Agenda/Livro
No congresso da JOC
(Juventude Operária Católica), em 1935, o cardeal Manuel Gonçalves Cerejeira
apresentou-se dizendo “Moi, prince de
l’eglise” (“eu, príncipe da Igreja”). O título “corresponde a um estilo” e
“permeia toda a actividade” do homem que foi patriarca de Lisboa entre 1929 e
1971 e que, nesse lugar, promoveu o papel dos leigos na Igreja Católica,
incrementou a formação do clero e dotou a Igreja de Lisboa de diversas
estruturas de modernização.
Estas são algumas
das ideias do livro Cardeal Cerejeira –Um Patriarca de Lisboa no Século XX Português, de Luís Salgado de
Matos (ed. Gradiva). A obra será apresentada amanhã, dia 8 de Março, pelo patriarca de Lisboa, D. Manuel Clemente. A
sessão decorre às 18h30 no Museu de São Roque (Largo Dr. Trindade Coelho),
na capital.
Trata-se da
reescrita de um texto antes publicado em duas versões, mas aqui sujeito a uma
reedição profunda. Além disso, o livro é enriquecido com um conjunto de
ilustrações, muitas delas inéditas ou que revelam pormenores quase
desconhecidos da actividade do antigo patriarca.
No livro, o
investigador Salgado de Matos esboça um retrato de Cerejeira que, como dizia Sousa
Franco em 1971, foi primeiro um “intelectual de combate” e, depois, bispo.
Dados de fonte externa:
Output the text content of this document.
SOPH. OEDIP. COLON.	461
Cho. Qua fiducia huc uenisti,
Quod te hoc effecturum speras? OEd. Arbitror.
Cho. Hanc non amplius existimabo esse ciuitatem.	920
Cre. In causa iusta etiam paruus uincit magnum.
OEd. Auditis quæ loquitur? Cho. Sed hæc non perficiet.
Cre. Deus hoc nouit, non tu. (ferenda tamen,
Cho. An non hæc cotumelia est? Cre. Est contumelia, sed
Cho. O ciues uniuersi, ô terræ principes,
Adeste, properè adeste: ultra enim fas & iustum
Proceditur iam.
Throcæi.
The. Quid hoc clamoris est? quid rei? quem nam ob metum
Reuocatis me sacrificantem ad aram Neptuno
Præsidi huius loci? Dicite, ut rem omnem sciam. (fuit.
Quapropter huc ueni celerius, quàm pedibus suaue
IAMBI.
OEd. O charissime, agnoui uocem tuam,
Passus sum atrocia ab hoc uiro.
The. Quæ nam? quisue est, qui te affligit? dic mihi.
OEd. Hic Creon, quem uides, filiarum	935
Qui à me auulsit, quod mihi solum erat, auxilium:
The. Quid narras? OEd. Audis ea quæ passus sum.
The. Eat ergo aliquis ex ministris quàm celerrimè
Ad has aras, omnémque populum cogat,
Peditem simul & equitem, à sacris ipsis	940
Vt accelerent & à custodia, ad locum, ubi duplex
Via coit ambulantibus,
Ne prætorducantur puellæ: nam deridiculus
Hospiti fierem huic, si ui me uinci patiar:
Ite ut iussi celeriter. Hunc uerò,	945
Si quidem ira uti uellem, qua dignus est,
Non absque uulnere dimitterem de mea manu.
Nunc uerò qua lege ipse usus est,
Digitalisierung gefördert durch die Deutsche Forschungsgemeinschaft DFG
Ou que,
como refere o actual patriarca no prefácio que assina no livro, juntou “o
social, o político, o eclesial e o existencial”. Manuel Clemente acrescenta que
“a investigação do autor apresenta‑se original e estimulante, pela variedade
das fontes que utiliza e pelo modo como ensaia um retrato mais completo e
complexo do biografado.”
Fazendo um retrato
impressivo, o autor percorre a biografia de Cerejeira, desde o seu nascimento
minhoto, passando pela época de estudante em Coimbra, altura em que muitas das
suas convicções e modos de ver se formam, com a frequência dos cursos de
teologia e Direito (incompletos) e, depois, Letras.
Percorrendo depois a
sua acção como patriarca – para a qual elegera como programa a recristianização
de um país que ele via como cristão na sua essência –, o livro mostra como esse
percurso se confundiu também com o de um regime autoritário personificado por
Oliveira Salazar, seu amigo dos tempos de Coimbra. Aliás, numa segunda parte mais
temática, Salgado de Matos aprofunda mesmo a relação do cardeal com a política.
Com Salazar, Cerejeira
teve momentos de tensão, sobretudo quando esteve em causa a defesa de pessoas
ou entidades católicas mas, no geral, manteve as relações de proximidade em
nome da estabilidade institucional. Mesmo quando estiveram em causa
personalidades importantes como os padres Abel Varzim ou Joaquim Alves Correia,
ou quando, mais tarde, se colocou a questão da guerra colonial, Salgado de
Matos mostra como Cerejeira preferiu não romper o equilíbrio a favor do regime.
Mostrando a
complexidade da personagem, o autor de Cardeal Cerejeira aprofunda também a
eclesiologia do antigo patriarca, “herdada dos Concílios de Trento e Vaticano
I, centrada na figura do vigário de Cristo” mas que não o impediu de ser o
“precursor de um novo papel dos leigos em Portugal”. Nesse âmbito, foi
relevante o apoio que Cerejeira deu à Acção Católica, que ele via como
organizadora das elites, enquanto encarava Fátima como destinada a reavivar a
fé do povo.
Foi, assim, um
renovador até ao Concílio Vaticano II. Mas, a partir daí, iniciou-se o seu
declínio – quando participa no Concílio, não tinha qualquer apoio ou assessoria
e a passou “despercebido entre os 2200” bispos participantes.
O autor conclui este
estudo com observações certeiras: “Homem de uma época, Cerejeira teve que viver
épocas opostas: coube-lhe aplicar em Portugal dois concílios do Vaticano, o
primeiro, centralizador, papista e transcendental; o segundo, descentralizador,
episcopal e imanentista. A sua religião era mais de redenção do que encarnação,
mais de transcendência do que de imanência, o que lhe dificultou os sérios
esforços de integração na Igreja pós-conciliar.”
Um bom texto, por
isso, para entender o homem e a sua circunstância.